ST. PAUL, Minn. (AP) — Gov. Tim Walz said Friday that his just-concluded six-day trade trip to Japan and South Korea was productive but also showed that Japan won't be able to pick up much slack from the U.S. trade war with China.
Minnesota's agricultural economy has been rattled by President Donald Trump's trade war with China and the resulting drop in exports of key commodities, including soybeans and pork. However, Walz said, they heard that opportunities for increased agricultural exports to Japan are limited. He said U.S. embassy staff told them the Japanese market doesn't have the capacity to absorb much more.
"I was making the pitch — and I think others have been — is there capacity for them to pick up more? It doesn't sound like it in Japan," the governor said.
He added that they didn't have the chance to discuss farm exports in any depth during their one-day stop in Seoul, which included an hour-long meeting with the U.S. ambassador to South Korea, Harry Harris.
"There's just no substitute for 1.6 billion consumers, who are hungry, to get our China trade negotiations normalized," he said. "There's not enough market in the rest of the world to absorb our capacity."
The Democratic governor said the trip reinforced his view that relationships matter when it comes to trade.
"At a time of chaos and unrest in trade," he said, "our Japanese and South Korean partners are looking for solid relationships with states, and Minnesota in particular, that share their values."
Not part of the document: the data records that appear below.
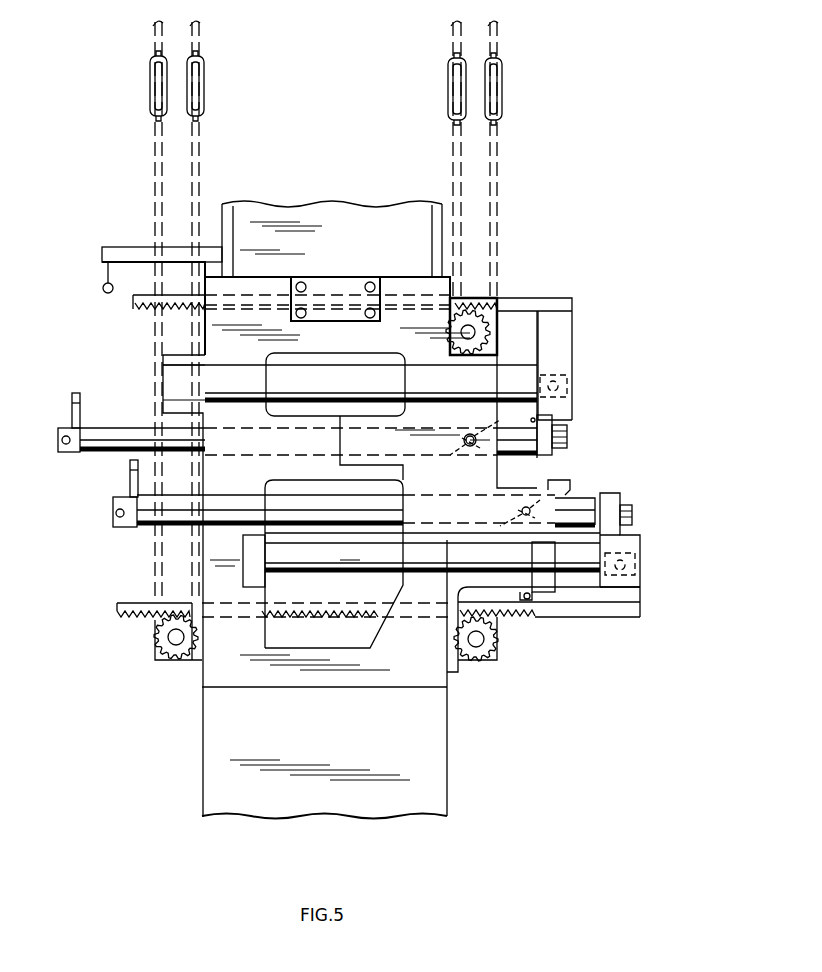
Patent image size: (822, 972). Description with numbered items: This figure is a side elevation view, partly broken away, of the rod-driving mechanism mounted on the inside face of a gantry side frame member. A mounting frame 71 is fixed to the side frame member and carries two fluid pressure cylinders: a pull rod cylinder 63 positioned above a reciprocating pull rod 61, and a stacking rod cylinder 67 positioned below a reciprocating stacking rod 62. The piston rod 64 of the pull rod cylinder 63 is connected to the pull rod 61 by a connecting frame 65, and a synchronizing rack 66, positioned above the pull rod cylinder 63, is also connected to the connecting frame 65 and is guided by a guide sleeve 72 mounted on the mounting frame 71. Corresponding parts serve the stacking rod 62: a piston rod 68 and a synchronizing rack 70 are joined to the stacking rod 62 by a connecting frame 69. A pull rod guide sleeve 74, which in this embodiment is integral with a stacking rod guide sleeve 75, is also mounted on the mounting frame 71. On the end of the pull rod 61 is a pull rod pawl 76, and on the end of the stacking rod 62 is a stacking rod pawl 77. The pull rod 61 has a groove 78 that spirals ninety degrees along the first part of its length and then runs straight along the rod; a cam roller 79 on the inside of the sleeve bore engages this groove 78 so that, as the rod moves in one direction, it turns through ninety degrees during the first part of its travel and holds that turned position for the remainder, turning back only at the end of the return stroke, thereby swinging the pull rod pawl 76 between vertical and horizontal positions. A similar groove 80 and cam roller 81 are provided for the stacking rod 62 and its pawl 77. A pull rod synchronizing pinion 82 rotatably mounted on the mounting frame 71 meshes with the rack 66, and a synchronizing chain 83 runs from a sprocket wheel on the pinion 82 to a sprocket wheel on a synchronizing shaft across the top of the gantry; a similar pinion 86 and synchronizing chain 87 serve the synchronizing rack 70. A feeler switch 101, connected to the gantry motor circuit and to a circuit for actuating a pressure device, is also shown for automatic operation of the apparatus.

The pull rod 61 is at (95, 453).
The stacking rod 62 is at (175, 527).
The pull rod cylinder 63 is at (205, 380).
The piston rod 64 is at (520, 390).
The connecting frame 65 is at (556, 347).
The synchronizing rack 66 is at (516, 300).
The stacking rod cylinder 67 is at (512, 565).
The piston rod 68 is at (588, 570).
The connecting frame 69 is at (635, 569).
The synchronizing rack 70 is at (565, 610).
The mounting frame 71 is at (440, 283).
The guide sleeve 72 is at (338, 280).
The pull rod guide sleeve 74 is at (537, 441).
The stacking rod guide sleeve 75 is at (550, 508).
The pull rod pawl 76 is at (72, 410).
The stacking rod pawl 77 is at (130, 480).
The groove 78 is at (469, 447).
The cam roller 79 is at (478, 431).
The groove 80 is at (520, 520).
The cam roller 81 is at (531, 493).
The pull rod synchronizing pinion 82 is at (484, 340).
The synchronizing chain 83 is at (497, 168).
The pinion 86 is at (481, 666).
The synchronizing chain 87 is at (156, 176).
The feeler switch 101 is at (103, 292).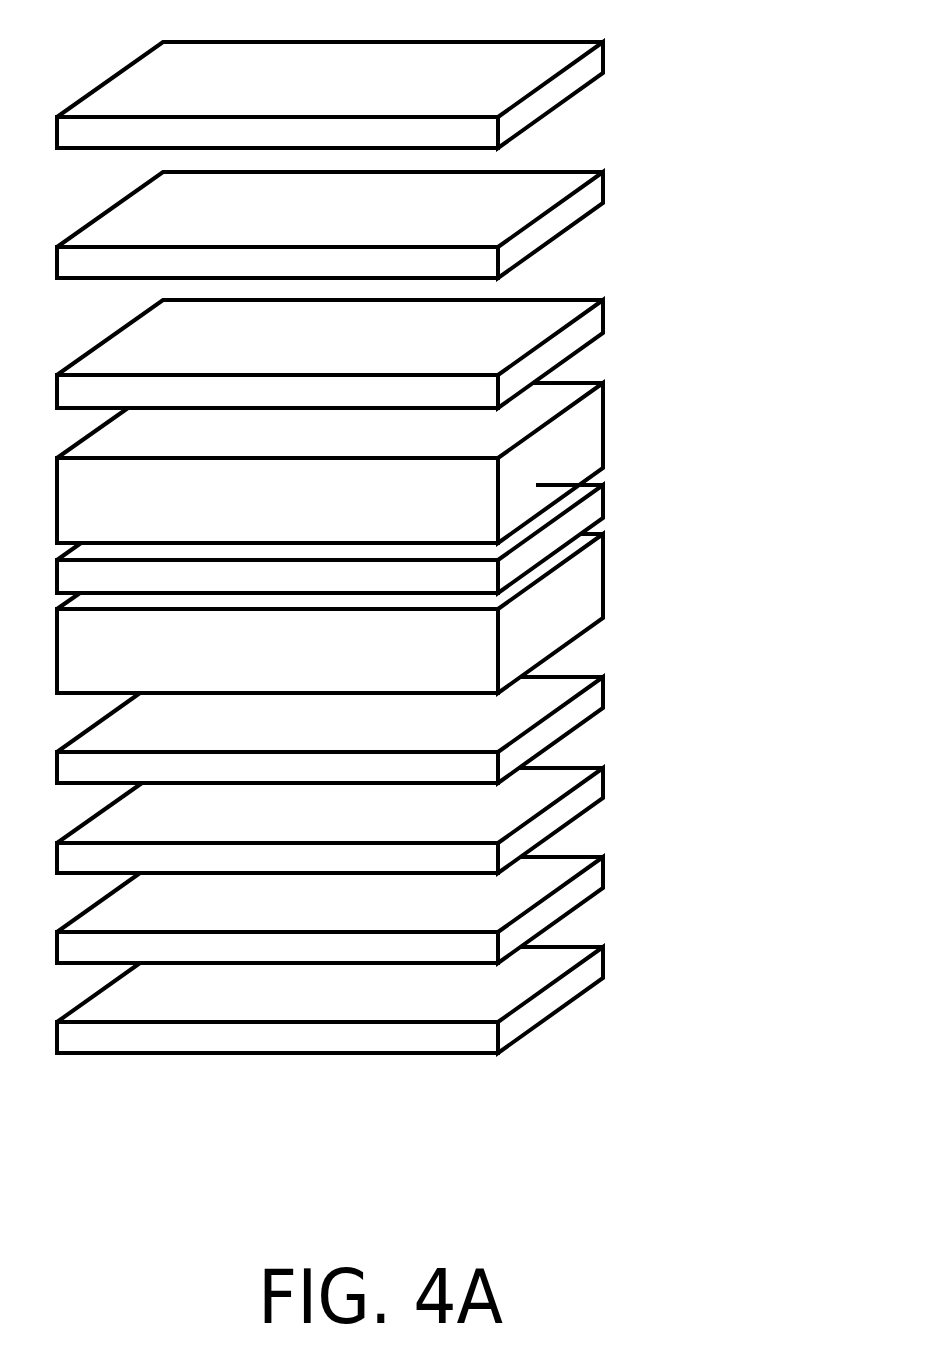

Walz and Economic Development Commissioner Steve Grove met with officials from Minnesota companies already doing business in Japan, including Medtronic, 3M and Boston Scientific. They also met with Korean companies with investments in Minnesota, including Doosan Group, which owns the Bobcat construction machinery company in Owatonna, and South Korea's largest food manufacturer, CJ CheilJedang Group, which owns the Schwan's food company in Marshall. They also met in Japan with officials from Kito Corporation, which owns Peerless Chain in Winona.
They also hosted a meeting with 40 companies in Japan that don't currently do business with Minnesota. Grove said conversations with them will continue.
Walz was one of five Midwest governors who attended the 51st Midwest U.S. Japan Association Conference in Tokyo during his trip. He said it was first time in nine years that Minnesota had participated in the conference.
"I think we will see some fruitful investments and an expansion about how Minnesota is viewed," he said.